Engine实现的 ServeHTTP 方法的作用就是,解析请求的路径,查找路由映射表,如果查到,就执行注册的处理方法。如果查不到,就返回 404 NOT FOUND 。
type Engine struct {
router map[string]HandlerFunc
}
结构体内存了一张路由表,由addRoute方法添加kv,GET和POST这两个方法只是对addRoute的包装而已。
type HandlerFunc func(http.ResponseWriter, *http.Request)
HandlerFunc的具体实现由用户自己实现
r.GET("/", func(w http.ResponseWriter, req *http.Request) {
fmt.Fprintf(w, "URL.Path = %q\n", req.URL.Path)
})
运行测试
68725@wxf MINGW64 ~/Desktop/7day/Gee
$ curl http://localhost:9999/
URL.Path = "/"
68725@wxf MINGW64 ~/Desktop/7day/Gee
$ curl http://localhost:9999/hello
Header["User-Agent"] = ["curl/7.75.0"]
Header["Accept"] = ["*/*"]
68725@wxf MINGW64 ~/Desktop/7day/Gee
$ curl http://localhost:9999/world
404 NOT FOUND: /world
Day2 上下文
设计策略
- 将路由(router)独立出来,方便之后增强。
- 设计上下文(Context),封装 Request 和 Response ,提供对 JSON、HTML 等返回类型的支持。

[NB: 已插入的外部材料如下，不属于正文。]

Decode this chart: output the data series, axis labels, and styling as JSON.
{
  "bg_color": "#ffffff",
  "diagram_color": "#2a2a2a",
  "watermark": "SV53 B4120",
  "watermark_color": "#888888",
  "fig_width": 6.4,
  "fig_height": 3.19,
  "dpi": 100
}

- 动手写 Gee 框架的第二天,框架代码140行,新增代码约90行
- 解耦!
使用效果main.go
package main
import (
"Gee/gee"
"net/http"
)
func main() {
r := gee.New()
r.GET("/", func(c *gee.Context) {
c.HTML(http.StatusOK, "<h1>Hello Gee</h1>")
})
r.GET("/hello", func(c *gee.Context) {
// expect /hello?name=geektutu
c.String(http.StatusOK, "hello %s, you're at %s\n", c.Query("name"), c.Path)
})
r.POST("/login", func(c *gee.Context) {
c.JSON(http.StatusOK, gee.H{
"username": c.PostForm("username"),
"password": c.PostForm("password"),
})
})
r.Run(":9999")
}
- 从Handler的参数变成成了gee.Context,提供了查询Query/PostForm参数的功能。
- gee.Context封装了HTML/String/JSON函数,能够快速构造HTTP响应。

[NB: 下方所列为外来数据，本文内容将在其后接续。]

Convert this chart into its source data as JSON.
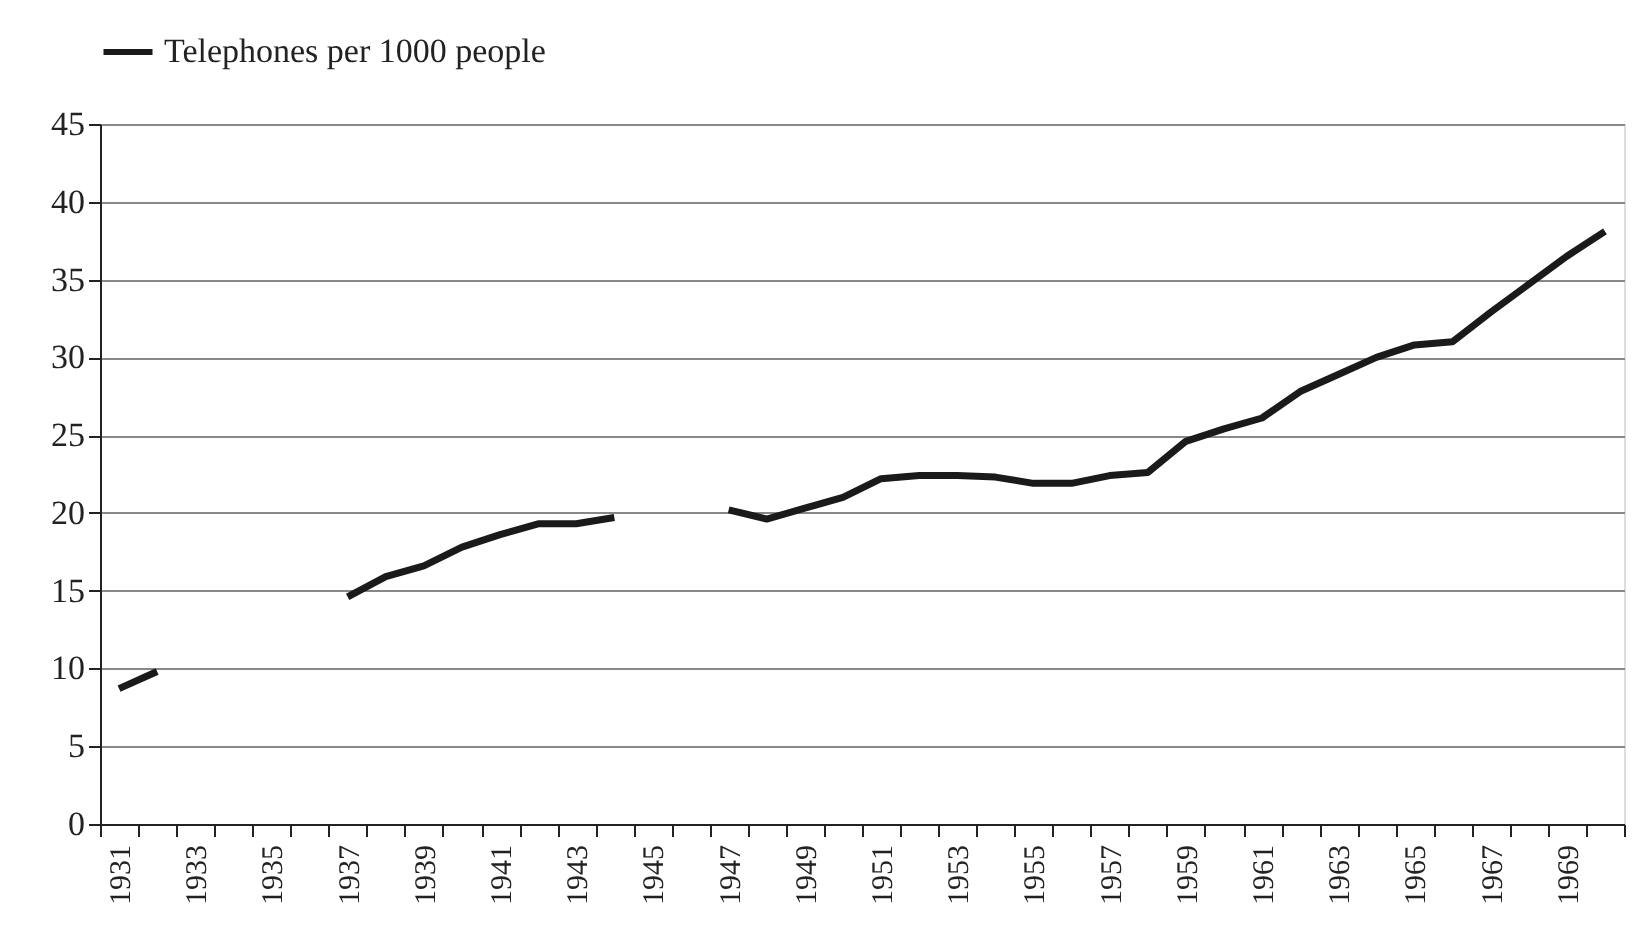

router.go context.go gee.go
router.go
package gee
import (
"log"
"net/http"
)
type router struct {
handlers map[string]HandlerFunc
}
func newRouter() *router {
return &router{
handlers: make(map[string]HandlerFunc)}
}
func (r *router) addRoute(method string, pattern string, handler HandlerFunc) {
log.Printf("Route %4s - %s", method, pattern)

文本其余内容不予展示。